Arts shutdown cost $58 million
8,000 Mass. cultural jobs affected by COVID-19
THE SHUTTERING OF the arts in Massachusetts due to COVID-19 has affected an estimated 8,000 jobs so far and cost arts-related nonprofits $55.7 million and individual artists $2.8 million, according to the results of a survey distributed by the Massachusetts Cultural Council.
The data are sparking calls by arts advocates for more help from the state and federal governments.
“I’m sincerely concerned that without direct focus and relief, we are not going to have the kind of creative sector that we’ve really relied on to make the Commonwealth a stronger and more vibrant place to live and be,” said Emily Ruddock, executive director of MASSCreative, an arts advocacy group.
CommonWealth previously reported that as gatherings are banned and performance spaces are shut, the arts are being particularly hard hit in Massachusetts. Many arts organizations operate with little financial cushion, and many artists are gig workers, paid for each job they accept. After a slowdown in the winter, the spring and summer is typically when many artists earn large portions of their revenue.
Two surveys – one of individual artists and one of cultural organizations – were posted online between March 16 and 22.
There were 566 organizations that responded to the survey, and they collectively reported a revenue loss of $55.7 million, an average of $133,000 per organization. The organizations reported nearly 15,000 cancellations. More than half (58 percent) said they planned to lay off, furlough, or reduce hours for staff. The staff cuts will affect 8,200 jobs, of which 70 percent are artists and the rest are organization staff or independent contractors.

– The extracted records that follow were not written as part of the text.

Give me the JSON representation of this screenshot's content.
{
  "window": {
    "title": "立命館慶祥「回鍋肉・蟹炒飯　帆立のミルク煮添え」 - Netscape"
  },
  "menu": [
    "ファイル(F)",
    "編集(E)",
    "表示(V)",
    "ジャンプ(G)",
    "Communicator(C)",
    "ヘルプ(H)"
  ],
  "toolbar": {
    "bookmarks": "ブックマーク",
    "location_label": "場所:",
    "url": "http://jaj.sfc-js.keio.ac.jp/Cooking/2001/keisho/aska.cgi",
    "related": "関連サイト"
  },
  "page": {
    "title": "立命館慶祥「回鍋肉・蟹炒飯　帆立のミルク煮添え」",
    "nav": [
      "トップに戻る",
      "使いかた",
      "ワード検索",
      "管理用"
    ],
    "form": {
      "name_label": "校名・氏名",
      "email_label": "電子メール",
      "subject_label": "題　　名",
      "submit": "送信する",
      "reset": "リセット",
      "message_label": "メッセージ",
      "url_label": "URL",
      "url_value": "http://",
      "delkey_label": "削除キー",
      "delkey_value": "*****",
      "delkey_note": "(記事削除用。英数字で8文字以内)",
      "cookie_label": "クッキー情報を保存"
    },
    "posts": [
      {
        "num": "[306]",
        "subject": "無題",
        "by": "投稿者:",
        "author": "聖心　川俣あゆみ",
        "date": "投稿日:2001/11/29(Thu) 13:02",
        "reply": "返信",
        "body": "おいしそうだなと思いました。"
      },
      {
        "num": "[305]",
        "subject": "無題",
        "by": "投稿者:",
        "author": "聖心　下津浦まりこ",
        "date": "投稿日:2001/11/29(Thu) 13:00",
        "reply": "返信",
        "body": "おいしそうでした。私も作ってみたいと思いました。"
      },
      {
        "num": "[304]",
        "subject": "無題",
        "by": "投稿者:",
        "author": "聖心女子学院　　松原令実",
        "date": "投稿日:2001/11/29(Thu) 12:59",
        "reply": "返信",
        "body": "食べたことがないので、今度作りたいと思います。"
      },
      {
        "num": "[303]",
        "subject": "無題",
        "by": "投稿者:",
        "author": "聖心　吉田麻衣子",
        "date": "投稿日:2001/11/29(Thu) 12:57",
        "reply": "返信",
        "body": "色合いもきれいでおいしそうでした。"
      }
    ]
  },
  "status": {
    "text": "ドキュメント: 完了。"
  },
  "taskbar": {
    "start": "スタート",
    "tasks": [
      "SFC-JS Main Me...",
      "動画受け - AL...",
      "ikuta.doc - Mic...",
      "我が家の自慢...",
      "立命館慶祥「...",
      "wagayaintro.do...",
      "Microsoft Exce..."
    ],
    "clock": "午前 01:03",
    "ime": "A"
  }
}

There were 595 individuals who responded, and they reported a collective loss of $2.8 million in income, or an average of $5,000 a person, representing more than 5,000 cancelled jobs or gigs. While many artists earn money in other ways, slightly more than half said they typically get at least 75 percent of their income from the arts.
“The data is devastating,” said Anita Walker, executive director of the Massachusetts Cultural Council. “There’s no question our field is suffering greatly financially.”
What’s more, Walker noted that the survey was conducted only a few weeks into the crisis, and no one knows how long it will last. She said when it comes to the response to coronavirus, “Our organizations are literally at the threshold of the emergency room. They are suffering.”
Walker said most cultural organizations do not have large reserves, and money has dried up from all corners — ticket sales, endowment investments, school classes and touring shows.
Arts advocates are using the data to illustrate the need for arts-focused stimulus funding.
For example, Ruddock said arts organizations may not be financially able to take on debt through a small business loan fund. She would like to see more grant programs providing money that does not need to be repaid.
Many artists are also not eligible for standard unemployment benefits because they are independent contractors.
This could be addressed through the creation of an unemployment benefits program for independent contractors, which can be done at a state level once a federal “major disaster declaration” has been made.
Many arts organizations take advantage of a benefit provided to nonprofits, which lets them self-insure and avoid paying unemployment insurance premiums, but then requires the organization to pay the full cost of workers’ unemployment benefits. Jim Klocke, CEO of the Massachusetts Nonprofit Network, said this arrangement is appropriate in normal times. But it is not set up for a situation where all the workers are let go at once, and then become quickly eligible for unemployment benefits, which could result in huge costs for organizations.
“This is such a unique, catastrophic, calamitous event through no fault of the nonprofits,” Klocke said.
A federal stimulus bill still under consideration would direct states to reimburse part of the costs that self-insured nonprofits owe.
Some arts groups say what they need is immediate cash.
Craig Coogan, executive director of the Boston Gay Men’s Chorus, said the group will lose $350,000 by cancelling two of its annual three concert cycles. It will use reserve funds to continue to pay staff. “Right now, government is best suited to be able to make directed block grants so that artists and arts professionals who earn their living can continue to be paid,” Coogan said. “That needs to be happening today, not six months from now, because people have lost their income now.”
Brian Boyles, executive director of Mass Humanities, the state affiliate of the National Endowment for the Humanities, said the impact on its grantees, which include everything from major museums and libraries to small historic societies, “ranges anywhere from an existential crisis for some organizations to a total reinvention of the way they’re going do their work for the time being.” Boyles said with organizations forced to cancel all their fundraising events, it is important that a fund be established to help cultural nonprofits cover operating costs, potentially through federal stimulus money.
“Sooner or later, we’re going to emerge from our homes, and when we come out, we’re going to need artists and cultural organizations to process what we’ve been through and what we’re going to do,” Boyles said. “If we let them die off during the crisis, as Massachusetts residents, where are we going to go when it’s time to rebuild?”